Actually, the [very crazy] default for Arch Linux is to use a RAM-based virtual partition for /tmp, so it would be sticking that tar file into RAM or swap anyhow.
tar cf test.tar /var/lib/pacman/{current,extra}
-rw------- 1 raven users 4.4M 2005-03-15 19:32 test.tar
Pacman is already using 20 to 40MB RAM, so another ~5MB to store these data structures is definitely peanuts.
strace pacman -Qo /usr/sbin/httpd 2>&1|grep 'open("/var/lib/pacman'|wc --lines
401
Eugenia, (or judd or jan) how soon should we expect this
I'm seperating the KEEP ALIVE thing, which is really really annoying in a new bug report
thank you all {and especialy Raven}
Another possiblity is to keep the files in the tar, without changing the current db format, and to use libtar's API to access the files.
As of seeking, to see the importance of a seek-times. Take an average low-spec drive such as my 7200RPM IBM drive. It happily reads around 40mbyte/second, in a contiguous block. The average seek is 7.2msec. 40mbyte/sec * 7.2msec = 288 kilobyte/seek!
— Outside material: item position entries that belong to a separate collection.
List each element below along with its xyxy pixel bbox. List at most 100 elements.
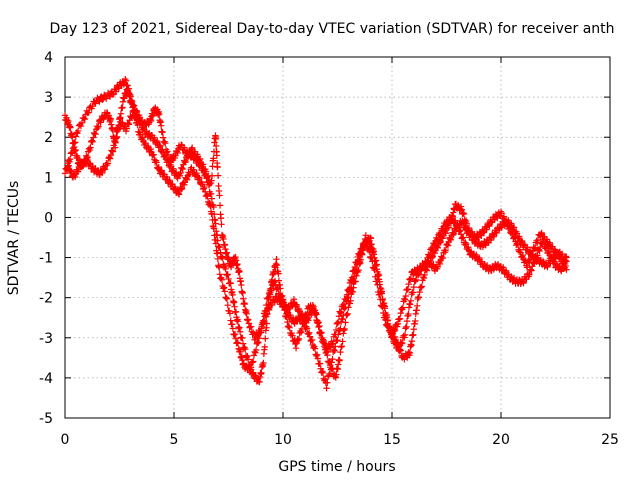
series-trace-c [63, 108, 570, 355]
data-point [544, 263, 551, 271]
data-point [305, 313, 313, 321]
data-point [286, 305, 293, 313]
data-point [159, 128, 166, 136]
data-point [311, 345, 319, 352]
data-point [319, 336, 327, 343]
data-point [129, 101, 136, 108]
data-point [538, 229, 545, 237]
y-tick-label: 4 [44, 50, 53, 66]
data-point [329, 340, 336, 348]
data-point [460, 234, 467, 241]
data-point [305, 329, 313, 336]
data-point [307, 309, 314, 316]
data-point [156, 110, 163, 118]
data-point [72, 133, 80, 140]
data-point [127, 93, 134, 100]
data-point [204, 192, 211, 200]
data-point [227, 280, 234, 287]
y-tick-label: -5 [39, 411, 53, 427]
data-point [116, 115, 123, 123]
data-point [311, 307, 319, 314]
data-point [347, 297, 354, 304]
data-point [214, 255, 222, 263]
data-point [343, 296, 350, 304]
x-tick-label: 25 [601, 432, 619, 448]
data-point [216, 271, 223, 278]
data-point [319, 369, 327, 377]
data-point [156, 142, 163, 149]
data-point [232, 308, 240, 316]
data-point [442, 246, 449, 254]
data-point [210, 155, 217, 162]
data-point [231, 303, 238, 310]
data-point [399, 304, 407, 311]
data-point [159, 134, 167, 141]
data-point [368, 241, 375, 248]
data-point [160, 139, 168, 146]
data-point [343, 311, 351, 319]
data-point [203, 192, 210, 199]
data-point [261, 343, 269, 351]
data-point [348, 277, 355, 284]
data-point [442, 222, 449, 230]
data-point [224, 301, 231, 309]
data-point [293, 301, 301, 309]
data-point [405, 348, 412, 356]
data-point [68, 168, 75, 175]
data-point [275, 270, 282, 277]
data-point [262, 335, 269, 342]
data-point [220, 235, 227, 243]
data-point [337, 348, 344, 356]
data-point [503, 218, 511, 226]
data-point [376, 291, 383, 298]
data-point [125, 120, 132, 127]
data-point [107, 115, 114, 123]
data-point [246, 324, 253, 331]
data-point [108, 147, 115, 154]
axis-ticks [64, 56, 611, 419]
data-point [348, 274, 356, 281]
data-point [374, 281, 381, 289]
data-point [312, 310, 319, 317]
data-point [359, 247, 366, 254]
data-point [372, 273, 379, 281]
data-point [320, 337, 327, 345]
data-point [460, 210, 468, 218]
data-point [81, 115, 89, 123]
y-tick-label: -1 [39, 251, 53, 267]
data-point [182, 158, 189, 166]
data-point [106, 155, 114, 162]
data-point [239, 334, 246, 342]
data-point [356, 250, 364, 257]
data-point [229, 291, 236, 299]
data-point [265, 294, 272, 302]
data-point [390, 328, 398, 335]
data-point [334, 336, 341, 344]
data-point [241, 300, 248, 308]
data-point [271, 277, 279, 285]
y-tick-labels: -5 -4 -3 -2 -1 0 1 2 3 4 [39, 50, 53, 427]
data-point [166, 177, 173, 184]
data-point [379, 303, 386, 311]
data-point [526, 271, 533, 278]
data-point [297, 329, 305, 336]
data-point [212, 142, 220, 150]
data-point [521, 241, 528, 248]
data-point [263, 295, 271, 303]
data-point [180, 157, 188, 164]
data-point [71, 173, 79, 181]
data-point [340, 330, 347, 337]
data-point [353, 259, 361, 266]
data-point [250, 358, 257, 365]
data-point [431, 242, 439, 249]
data-point [255, 339, 262, 346]
data-point [156, 142, 164, 150]
data-point [285, 322, 293, 330]
data-point [200, 185, 207, 192]
data-point [340, 303, 347, 311]
data-point [231, 331, 238, 339]
data-point [73, 129, 80, 136]
data-point [401, 334, 408, 341]
data-point [94, 124, 101, 132]
data-point [119, 119, 126, 126]
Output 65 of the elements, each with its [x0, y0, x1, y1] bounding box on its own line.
So in about the time of 10 hd seeks we could instead have read the entire pacman database.
So for a pacman database of 3 megabytes, it would take under 100msec to read from disk, and probably add another 50 msec for parsing the data into useful structures. Add some various overhead, and it's remarkable that reading the database ever takes more than half a second.
However, the database itself is hardly the only I/O hog in pacman though. I've performed some tests on async I/O and I estimate fs-conflicts could be performed around 3 times faster on average if they used async I/O and let the disk scheduler work, instead of the current synchronous solution. But that's a completely other topic.
Well, that's my five cents. And sorry for repeating and restating the obvious.
I was in the same trouble, but when I stopped mounting my /var partition (reiser3) with the notail option, pacman's performance improved a lot.